What is sacred in a human being is the impersonal in him… Our personality is the part of us which belongs to error and sin. The whole effort of the mystic has always been to become such that there is no part left in his soul to say ‘I’.
Simone Weil, quoted by Zadie smith as cited by Peter Santiago.
We have for some time lived in an age of personality. It is culturally valued above everything else possessed or exhibited by the individual. One’s moral choices, willed decisions, even one’s behavioral history are minimally important in comparison to one’s personality; our media care only for it, cater and serve it, allot fame by its catalytic effects on audiences.
Nothing could be more anathema to the spirit of our confessional, graphomaniacal, self-aggrandizing time than Weil’s opposition to the “I”. “What is sacred in a human being is the impersonal”: not in the age of the ever-personal, when reticence and self-effacement are deplored as dysfunctional.
Let us tearily confess to the viewers -how brave to share our emotions! We’ll speak our “selves”, post by post! And we’ll update our “statuses”: abbreviated, gussied fragments of interior monologue, evidence of the exchange between interior and exterior, the rise of personality and the decline of reflection. Status: the bleeping of a probe deep in space, beyond its range, updating unlistening engineers on its velocity, its energy levels, its functioning camera. Perhaps it can take a photo of itself.
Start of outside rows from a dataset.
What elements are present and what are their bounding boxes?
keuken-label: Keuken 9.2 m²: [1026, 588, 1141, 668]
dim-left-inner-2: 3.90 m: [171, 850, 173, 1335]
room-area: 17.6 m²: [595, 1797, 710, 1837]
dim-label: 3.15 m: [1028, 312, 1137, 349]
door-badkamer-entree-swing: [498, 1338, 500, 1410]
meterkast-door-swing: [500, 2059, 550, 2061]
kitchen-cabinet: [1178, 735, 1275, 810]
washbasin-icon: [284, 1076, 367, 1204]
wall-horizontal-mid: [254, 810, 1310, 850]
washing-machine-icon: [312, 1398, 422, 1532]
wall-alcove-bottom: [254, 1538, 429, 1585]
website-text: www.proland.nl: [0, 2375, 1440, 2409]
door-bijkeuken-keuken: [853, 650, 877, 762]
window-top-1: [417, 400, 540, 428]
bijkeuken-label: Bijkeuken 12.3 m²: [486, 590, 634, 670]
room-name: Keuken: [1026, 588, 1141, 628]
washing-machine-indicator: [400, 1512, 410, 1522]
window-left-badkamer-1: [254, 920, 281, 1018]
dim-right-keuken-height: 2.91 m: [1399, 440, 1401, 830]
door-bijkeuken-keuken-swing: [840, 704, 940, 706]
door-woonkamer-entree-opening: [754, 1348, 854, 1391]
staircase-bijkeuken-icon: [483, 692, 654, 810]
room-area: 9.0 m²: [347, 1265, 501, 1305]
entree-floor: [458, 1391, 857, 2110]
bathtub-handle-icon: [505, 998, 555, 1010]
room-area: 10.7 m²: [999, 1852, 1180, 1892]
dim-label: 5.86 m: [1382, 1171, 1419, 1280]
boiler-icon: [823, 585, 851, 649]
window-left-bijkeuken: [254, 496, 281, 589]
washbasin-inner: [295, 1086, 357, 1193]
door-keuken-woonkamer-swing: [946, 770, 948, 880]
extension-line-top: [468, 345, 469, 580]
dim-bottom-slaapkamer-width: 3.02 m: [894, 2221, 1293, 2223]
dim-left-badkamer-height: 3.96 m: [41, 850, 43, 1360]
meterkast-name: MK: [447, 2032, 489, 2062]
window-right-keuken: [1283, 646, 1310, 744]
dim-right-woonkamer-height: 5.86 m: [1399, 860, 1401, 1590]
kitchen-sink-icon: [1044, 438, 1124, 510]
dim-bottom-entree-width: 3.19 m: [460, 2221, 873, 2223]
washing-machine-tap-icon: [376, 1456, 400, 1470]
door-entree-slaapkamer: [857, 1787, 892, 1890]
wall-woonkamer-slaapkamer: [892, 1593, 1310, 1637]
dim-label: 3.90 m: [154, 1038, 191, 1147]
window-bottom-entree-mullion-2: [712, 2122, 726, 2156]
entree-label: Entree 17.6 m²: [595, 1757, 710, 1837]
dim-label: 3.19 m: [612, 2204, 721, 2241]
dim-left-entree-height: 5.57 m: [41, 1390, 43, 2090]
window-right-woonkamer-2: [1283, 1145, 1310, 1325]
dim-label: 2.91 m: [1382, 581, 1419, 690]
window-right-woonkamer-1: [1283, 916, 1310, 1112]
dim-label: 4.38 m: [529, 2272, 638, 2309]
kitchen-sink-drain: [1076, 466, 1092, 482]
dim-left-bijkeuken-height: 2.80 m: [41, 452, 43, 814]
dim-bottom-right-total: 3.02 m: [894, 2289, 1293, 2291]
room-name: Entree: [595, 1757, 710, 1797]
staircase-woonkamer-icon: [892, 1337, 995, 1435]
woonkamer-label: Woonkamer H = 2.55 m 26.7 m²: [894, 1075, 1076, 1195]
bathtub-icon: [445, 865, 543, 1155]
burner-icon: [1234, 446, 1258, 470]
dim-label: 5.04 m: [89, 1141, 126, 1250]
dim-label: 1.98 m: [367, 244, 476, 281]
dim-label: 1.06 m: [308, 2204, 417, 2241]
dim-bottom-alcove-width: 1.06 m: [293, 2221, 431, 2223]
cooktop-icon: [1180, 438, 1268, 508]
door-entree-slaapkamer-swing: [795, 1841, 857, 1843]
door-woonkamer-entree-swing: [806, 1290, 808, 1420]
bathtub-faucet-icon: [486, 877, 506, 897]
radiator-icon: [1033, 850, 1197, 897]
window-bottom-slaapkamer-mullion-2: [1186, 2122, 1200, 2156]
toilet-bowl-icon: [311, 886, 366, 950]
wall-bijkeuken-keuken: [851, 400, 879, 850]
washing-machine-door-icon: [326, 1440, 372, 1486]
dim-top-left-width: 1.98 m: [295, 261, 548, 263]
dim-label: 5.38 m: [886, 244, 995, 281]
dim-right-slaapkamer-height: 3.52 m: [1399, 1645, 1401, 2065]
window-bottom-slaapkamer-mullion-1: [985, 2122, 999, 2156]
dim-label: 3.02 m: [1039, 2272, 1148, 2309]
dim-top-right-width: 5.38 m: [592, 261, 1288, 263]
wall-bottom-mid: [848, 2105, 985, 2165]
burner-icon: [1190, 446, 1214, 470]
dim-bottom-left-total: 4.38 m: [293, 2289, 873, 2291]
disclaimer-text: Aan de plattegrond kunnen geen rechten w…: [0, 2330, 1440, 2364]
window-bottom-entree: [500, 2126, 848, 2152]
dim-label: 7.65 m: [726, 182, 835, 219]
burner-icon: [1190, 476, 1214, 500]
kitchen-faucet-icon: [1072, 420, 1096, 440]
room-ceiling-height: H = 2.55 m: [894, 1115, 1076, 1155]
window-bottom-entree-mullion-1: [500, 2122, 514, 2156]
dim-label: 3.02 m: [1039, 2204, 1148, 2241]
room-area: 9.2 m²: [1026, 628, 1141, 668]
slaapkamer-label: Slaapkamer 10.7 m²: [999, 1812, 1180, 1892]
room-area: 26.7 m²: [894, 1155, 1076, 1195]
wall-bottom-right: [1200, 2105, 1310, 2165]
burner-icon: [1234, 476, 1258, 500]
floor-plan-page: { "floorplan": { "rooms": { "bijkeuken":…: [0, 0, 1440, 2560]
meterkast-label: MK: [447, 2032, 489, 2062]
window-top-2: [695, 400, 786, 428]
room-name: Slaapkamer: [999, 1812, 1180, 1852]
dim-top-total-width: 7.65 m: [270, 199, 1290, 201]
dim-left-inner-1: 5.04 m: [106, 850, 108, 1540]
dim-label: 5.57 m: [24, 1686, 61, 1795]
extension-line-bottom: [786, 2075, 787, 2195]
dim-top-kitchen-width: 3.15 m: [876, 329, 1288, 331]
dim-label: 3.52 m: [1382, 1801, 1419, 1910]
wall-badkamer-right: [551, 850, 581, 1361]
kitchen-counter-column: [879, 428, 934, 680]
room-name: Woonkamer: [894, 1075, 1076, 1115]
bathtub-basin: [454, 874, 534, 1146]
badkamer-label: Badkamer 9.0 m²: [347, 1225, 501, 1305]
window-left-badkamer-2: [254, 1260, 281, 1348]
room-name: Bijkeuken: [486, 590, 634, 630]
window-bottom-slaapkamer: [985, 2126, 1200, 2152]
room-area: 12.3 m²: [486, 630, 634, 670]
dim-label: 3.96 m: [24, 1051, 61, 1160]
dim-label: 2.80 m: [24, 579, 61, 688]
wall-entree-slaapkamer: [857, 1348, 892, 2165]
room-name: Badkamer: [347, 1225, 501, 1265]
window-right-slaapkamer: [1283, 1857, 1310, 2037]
Don’t listen to Weil! Think not of the impersonal but of “the way the camera follows us in slo-mo, the way we look to us all”! Or consider, at any rate, the possibility that our obsession with selfhood is somehow concomitant with the foreclosure of the individual’s avenues of transcendence: hemmed in by the reductive and denied the mythical, what else can one plumb for depth but the self?